Свалиться с пневмонией может кто угодно, хоть простой обыватель, хоть полевой агент секретного отдела «Сигма». Особенно в такой стране как Ирландия. Киран О’Салливан целый месяц провалялся на больничном, а когда вернулся в отдел, там уже сменилась обстановка, да и правила тоже поменялись. Его напарник и наставник, старший агент Дэрмод О’Мэлли неожиданно вышел на пенсию и это ещё было не самым худшим сюрпризом. Директор без ведома Кирана подыскал ему нового напарника и когда охранник, проверявший пропуска на входе, по секрету шепнул агенту, с кем тому предстоит работать, О’Салливан на миг заподозрил, что пневмония дала осложнения, он всё ещё болен, мечется в горячечном бреду и всё происходящее мерещится ему в болезненных видениях.

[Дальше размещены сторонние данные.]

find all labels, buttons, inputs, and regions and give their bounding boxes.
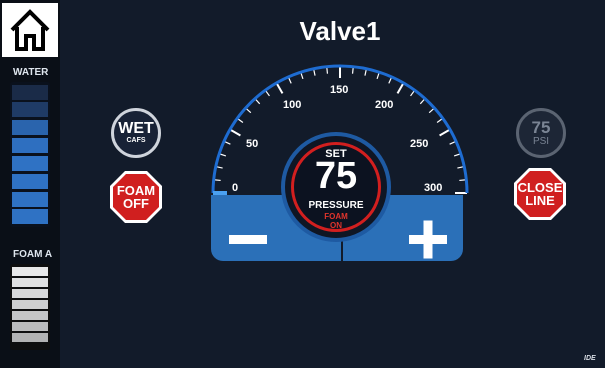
foam-segment	[12, 322, 48, 331]
water-segment	[12, 209, 48, 224]
psi-value: 75	[531, 118, 551, 137]
page-title: Valve1	[299, 16, 381, 46]
gauge-tick	[229, 128, 241, 137]
tick-label: 50	[246, 138, 259, 150]
foam-segment	[12, 267, 48, 276]
water-label: WATER	[13, 67, 49, 78]
foam-status-label: FOAM ON	[324, 212, 348, 230]
close-line-label: CLOSE LINE	[517, 180, 563, 208]
foam-segment	[12, 333, 48, 342]
water-segment	[12, 85, 48, 100]
pressure-label: PRESSURE	[308, 200, 364, 211]
tick-label: 100	[283, 99, 302, 111]
water-level-bar	[10, 82, 50, 227]
set-pressure-value: 75	[314, 155, 358, 197]
tick-label: 150	[330, 84, 349, 96]
foam-segment	[12, 311, 48, 320]
wet-label: WET	[118, 120, 154, 137]
water-segment	[12, 102, 48, 117]
psi-indicator: 75 PSI	[516, 108, 566, 158]
foam-segment	[12, 300, 48, 309]
gauge-tick	[396, 82, 405, 94]
tick-label: 0	[232, 182, 239, 194]
tick-label: 200	[375, 99, 394, 111]
water-segment	[12, 156, 48, 171]
foam-segment	[12, 289, 48, 298]
home-icon	[10, 9, 50, 51]
foam-off-label: FOAM OFF	[116, 183, 156, 211]
water-segment	[12, 192, 48, 207]
foam-a-label: FOAM A	[13, 249, 53, 260]
wet-cafs-button[interactable]: WET CAFS	[111, 108, 161, 158]
cafs-label: CAFS	[126, 137, 146, 144]
water-segment	[12, 138, 48, 153]
tick-label: 250	[410, 138, 429, 150]
brand-logo: IDE	[584, 355, 596, 362]
water-segment	[12, 174, 48, 189]
home-button[interactable]	[2, 3, 58, 57]
water-segment	[12, 120, 48, 135]
gauge-tick	[439, 128, 451, 137]
gauge-tick	[275, 82, 284, 94]
tick-label: 300	[424, 182, 443, 194]
foam-segment	[12, 278, 48, 287]
psi-unit: PSI	[532, 136, 550, 147]
foam-level-bar	[10, 264, 50, 350]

Отдел «Сигма» занимал бывшее складское помещение на окраине Дублина. Здесь навели порядок, укрепили строительные конструкции, стены и крышу, провели все необходимые коммуникации, вырыли ещё несколько подземных этажей, установили сигнализацию и систему видеонаблюдения, завезли офисную технику, отдельно оборудовали гараж, а на нижних этажах – несколько научных лабораторий, небольшой морг и надёжно защищённый архив. Изнутри здание представляло собой одно большое помещение, типа ангара. Когда здесь располагался склад, под самой крышей были проложены стальные балки, по которым туда-сюда ездил тельфер. С его помощью можно было легко и быстро выудить любую вещь с любой части склада. Оператор, управлявший тельфером, сидел в специальной кабинке в правом дальнем углу ангара. Кабинка возвышалась метра на три от пола и подняться в неё можно было по лестнице, сваренной из стальных прутьев. После переоборудования склада в офис, кабинку переделали в директорский кабинет.

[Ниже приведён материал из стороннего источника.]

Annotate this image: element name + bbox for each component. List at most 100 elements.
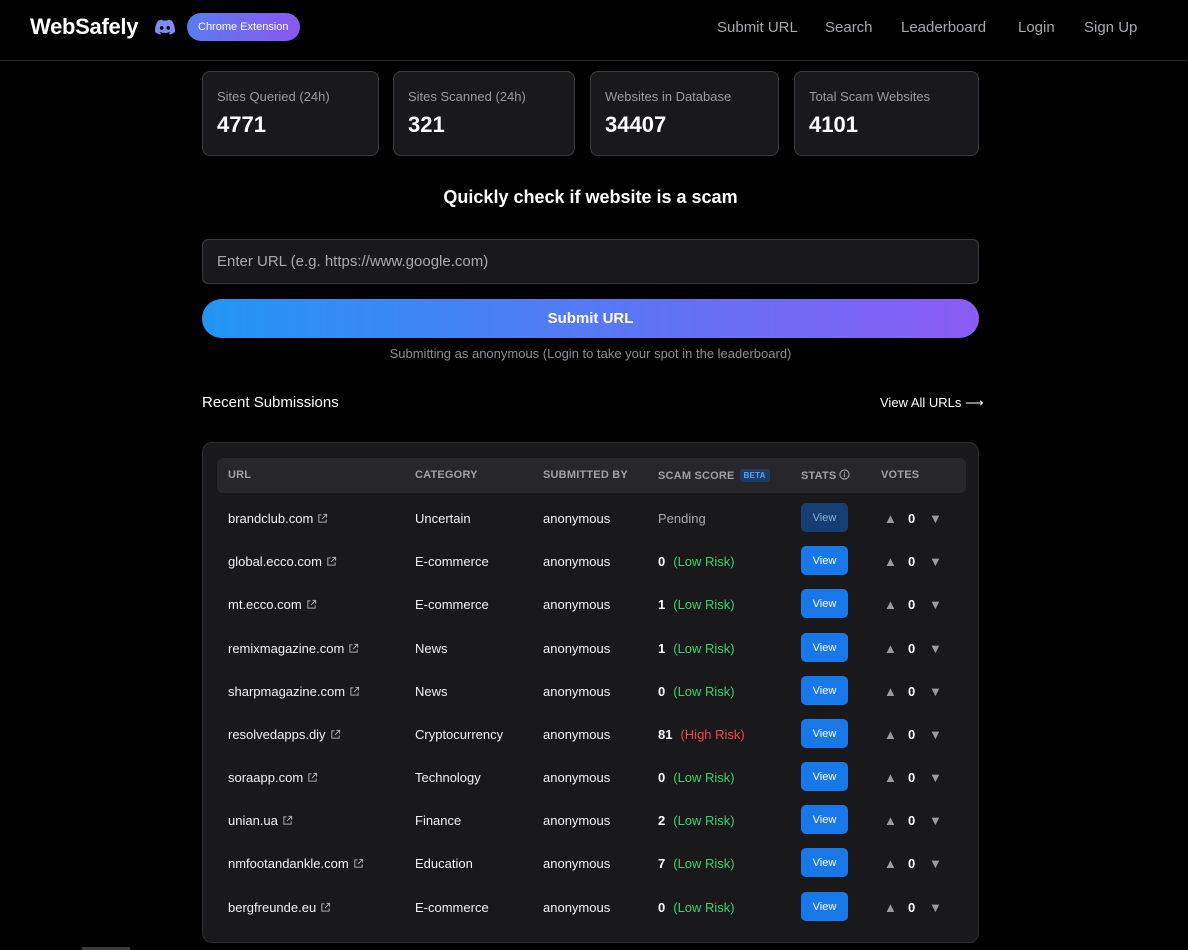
view-stats-button[interactable]: View — [801, 546, 848, 575]
external-link-icon[interactable] — [348, 643, 359, 654]
category-cell: Education — [415, 856, 473, 871]
submit-url-button[interactable]: Submit URL — [202, 299, 979, 338]
scam-score-cell: 7 (Low Risk) — [658, 842, 735, 885]
url-link[interactable]: nmfootandankle.com — [228, 856, 349, 871]
downvote-arrow-icon[interactable]: ▼ — [929, 540, 942, 583]
downvote-arrow-icon[interactable]: ▼ — [929, 886, 942, 929]
downvote-arrow-icon[interactable]: ▼ — [929, 670, 942, 713]
view-stats-button[interactable]: View — [801, 848, 848, 877]
page-headline: Quickly check if website is a scam — [443, 187, 738, 207]
upvote-arrow-icon[interactable]: ▲ — [884, 799, 897, 842]
upvote-arrow-icon[interactable]: ▲ — [884, 756, 897, 799]
risk-level: (Low Risk) — [673, 856, 735, 871]
view-stats-button[interactable]: View — [801, 762, 848, 791]
submitted-by-cell: anonymous — [543, 813, 611, 828]
url-cell[interactable]: global.ecco.com — [228, 540, 337, 583]
url-cell[interactable]: sharpmagazine.com — [228, 670, 360, 713]
external-link-icon[interactable] — [326, 556, 337, 567]
risk-level: (Low Risk) — [673, 900, 735, 915]
url-link[interactable]: remixmagazine.com — [228, 641, 344, 656]
downvote-arrow-icon[interactable]: ▼ — [929, 799, 942, 842]
external-link-icon[interactable] — [353, 858, 364, 869]
external-link-icon[interactable] — [320, 902, 331, 913]
table-header: URL CATEGORY SUBMITTED BY SCAM SCORE BETA… — [217, 458, 966, 493]
url-cell[interactable]: unian.ua — [228, 799, 293, 842]
external-link-icon[interactable] — [307, 772, 318, 783]
downvote-arrow-icon[interactable]: ▼ — [929, 756, 942, 799]
upvote-arrow-icon[interactable]: ▲ — [884, 627, 897, 670]
url-cell[interactable]: bergfreunde.eu — [228, 886, 331, 929]
url-link[interactable]: global.ecco.com — [228, 554, 322, 569]
url-cell[interactable]: brandclub.com — [228, 497, 328, 540]
view-stats-button[interactable]: View — [801, 503, 848, 532]
external-link-icon[interactable] — [317, 513, 328, 524]
info-icon[interactable] — [839, 469, 851, 480]
submitted-by-cell: anonymous — [543, 727, 611, 742]
nav-sign-up[interactable]: Sign Up — [1084, 19, 1137, 36]
url-cell[interactable]: mt.ecco.com — [228, 583, 317, 626]
downvote-arrow-icon[interactable]: ▼ — [929, 497, 942, 540]
url-cell[interactable]: resolvedapps.diy — [228, 713, 341, 756]
column-header-votes: VOTES — [881, 469, 920, 481]
table-row: sharpmagazine.com News anonymous 0 (Low Risk… — [203, 670, 980, 713]
external-link-icon[interactable] — [330, 729, 341, 740]
view-stats-button[interactable]: View — [801, 633, 848, 662]
url-link[interactable]: bergfreunde.eu — [228, 900, 316, 915]
url-link[interactable]: soraapp.com — [228, 770, 303, 785]
downvote-arrow-icon[interactable]: ▼ — [929, 713, 942, 756]
url-cell[interactable]: nmfootandankle.com — [228, 842, 364, 885]
external-link-icon[interactable] — [282, 815, 293, 826]
downvote-arrow-icon[interactable]: ▼ — [929, 627, 942, 670]
table-row: remixmagazine.com News anonymous 1 (Low Risk… — [203, 627, 980, 670]
url-link[interactable]: sharpmagazine.com — [228, 684, 345, 699]
view-stats-button[interactable]: View — [801, 589, 848, 618]
nav-login[interactable]: Login — [1018, 19, 1055, 36]
scam-score-cell: 1 (Low Risk) — [658, 583, 735, 626]
view-stats-button[interactable]: View — [801, 676, 848, 705]
recent-submissions-title: Recent Submissions — [202, 394, 339, 411]
vote-count: 0 — [908, 727, 916, 742]
upvote-arrow-icon[interactable]: ▲ — [884, 886, 897, 929]
risk-level: (Low Risk) — [673, 770, 735, 785]
url-link[interactable]: brandclub.com — [228, 511, 313, 526]
url-cell[interactable]: soraapp.com — [228, 756, 318, 799]
url-link[interactable]: resolvedapps.diy — [228, 727, 326, 742]
view-stats-button[interactable]: View — [801, 805, 848, 834]
upvote-arrow-icon[interactable]: ▲ — [884, 670, 897, 713]
discord-icon[interactable] — [155, 19, 175, 35]
upvote-arrow-icon[interactable]: ▲ — [884, 540, 897, 583]
url-cell[interactable]: remixmagazine.com — [228, 627, 359, 670]
vote-count: 0 — [908, 597, 916, 612]
column-header-stats: STATS — [801, 469, 851, 482]
upvote-arrow-icon[interactable]: ▲ — [884, 583, 897, 626]
category-cell: Finance — [415, 813, 462, 828]
brand-logo[interactable]: WebSafely — [30, 14, 138, 40]
view-stats-button[interactable]: View — [801, 719, 848, 748]
external-link-icon[interactable] — [349, 686, 360, 697]
stat-value: 34407 — [605, 112, 667, 137]
submitted-by-cell: anonymous — [543, 900, 611, 915]
nav-leaderboard[interactable]: Leaderboard — [901, 19, 986, 36]
stat-value: 4771 — [217, 112, 266, 137]
stats-label: STATS — [801, 470, 837, 482]
upvote-arrow-icon[interactable]: ▲ — [884, 713, 897, 756]
column-header-url: URL — [228, 469, 252, 481]
upvote-arrow-icon[interactable]: ▲ — [884, 497, 897, 540]
chrome-extension-badge[interactable]: Chrome Extension — [187, 13, 300, 41]
downvote-arrow-icon[interactable]: ▼ — [929, 583, 942, 626]
nav-submit-url[interactable]: Submit URL — [717, 19, 798, 36]
view-stats-button[interactable]: View — [801, 892, 848, 921]
vote-count: 0 — [908, 554, 916, 569]
scam-score-value: 0 — [658, 770, 666, 785]
table-row: brandclub.com Uncertain anonymous Pending Vi… — [203, 497, 980, 540]
submissions-table: URL CATEGORY SUBMITTED BY SCAM SCORE BETA… — [202, 442, 979, 943]
submitted-by-cell: anonymous — [543, 684, 611, 699]
nav-search[interactable]: Search — [825, 19, 873, 36]
view-all-urls-link[interactable]: View All URLs ⟶ — [880, 395, 984, 411]
downvote-arrow-icon[interactable]: ▼ — [929, 842, 942, 885]
upvote-arrow-icon[interactable]: ▲ — [884, 842, 897, 885]
url-input[interactable] — [202, 239, 979, 284]
url-link[interactable]: unian.ua — [228, 813, 278, 828]
url-link[interactable]: mt.ecco.com — [228, 597, 302, 612]
external-link-icon[interactable] — [306, 599, 317, 610]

Не подавая вида о том, что на душе у него скребут кошки, Киран О’Салливан взбежал по лестнице в директорский кабинет. Рори Кавана, добродушный и весьма проницательный толстяк с круглой, как шар, и уже начавшей лысеть головой, нещадно дымил трубкой. Его лицо украшали усы a-la Фредди Меркьюри, поклонником которого Кавана был с самого детства.

– А, О’Салливан! – воскликнул директор и пожал руку агенту. – Рад вас наконец видеть. Как вы?

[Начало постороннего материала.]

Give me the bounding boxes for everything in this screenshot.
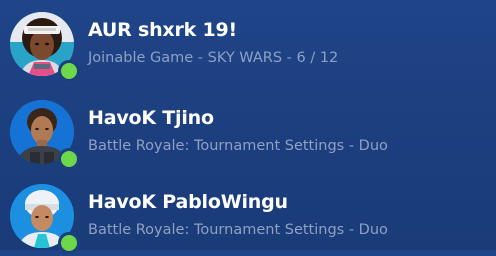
friend-row[interactable]: AUR shxrk 19! Joinable Game - SKY WARS -… xyxy=(0,4,496,84)
friend-status: Joinable Game - SKY WARS - 6 / 12 xyxy=(88,50,339,66)
friend-name[interactable]: HavoK PabloWingu xyxy=(88,191,288,213)
avatar-container[interactable] xyxy=(10,12,80,82)
friend-name[interactable]: HavoK Tjino xyxy=(88,107,214,129)
friend-status: Battle Royale: Tournament Settings - Duo xyxy=(88,138,388,154)
avatar-container[interactable] xyxy=(10,100,80,170)
friends-list: AUR shxrk 19! Joinable Game - SKY WARS -… xyxy=(0,0,496,254)
online-status-icon xyxy=(58,232,80,254)
online-status-icon xyxy=(58,60,80,82)
friend-name[interactable]: AUR shxrk 19! xyxy=(88,19,237,41)
friend-row[interactable]: HavoK PabloWingu Battle Royale: Tourname… xyxy=(0,176,496,256)
friend-status: Battle Royale: Tournament Settings - Duo xyxy=(88,222,388,238)
online-status-icon xyxy=(58,148,80,170)
avatar-container[interactable] xyxy=(10,184,80,254)
friend-row[interactable]: HavoK Tjino Battle Royale: Tournament Se… xyxy=(0,92,496,172)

Киран с трудом натянул на лицо дежурную улыбку. Больше всего на свете ему хотелось прямо сейчас закатить скандал, однако благоразумие подсказывало ему не конфликтовать с боссом.

– Бодр, свеж и готов к работе, сэр, – произнёс он без малейшей капли энтузиазма. – Что нового?

– Новое? Новое… – Директор повертел в руках трубку и отложил в сторону. – Кстати о новом. Пока вас не было, агент О’ Салливан, в отделе произошли кое-какие перемены. Не скрою, идея принадлежала мне – идея сделать сотрудничество между отделами «Сигма» и «Тау» более тесным. Поверьте, так будет лучше. «Тау», как вы знаете, занимается хроноклазмами – парадоксами, связанными со временем. А учитывая, что sidhe, чёрт бы их побрал, куролесят не только в пространстве, но и во времени… – Директор сделал многозначительную паузу. – В общем, прежние пары агентов распущены и сформированы заново с учётом новой политики. Теперь вам придётся работать с напарником из «Тау».

Агент О’Салливан выслушал директора с каменным выражением лица.

– Позвольте заметить, сэр, что сотрудничество между отделами всегда ограничивалось обменом информацией и никогда не касалось полевой работы. Я не знаю, какова специфика работы в «Тау», но сильно сомневаюсь, что она годится для «Сигмы».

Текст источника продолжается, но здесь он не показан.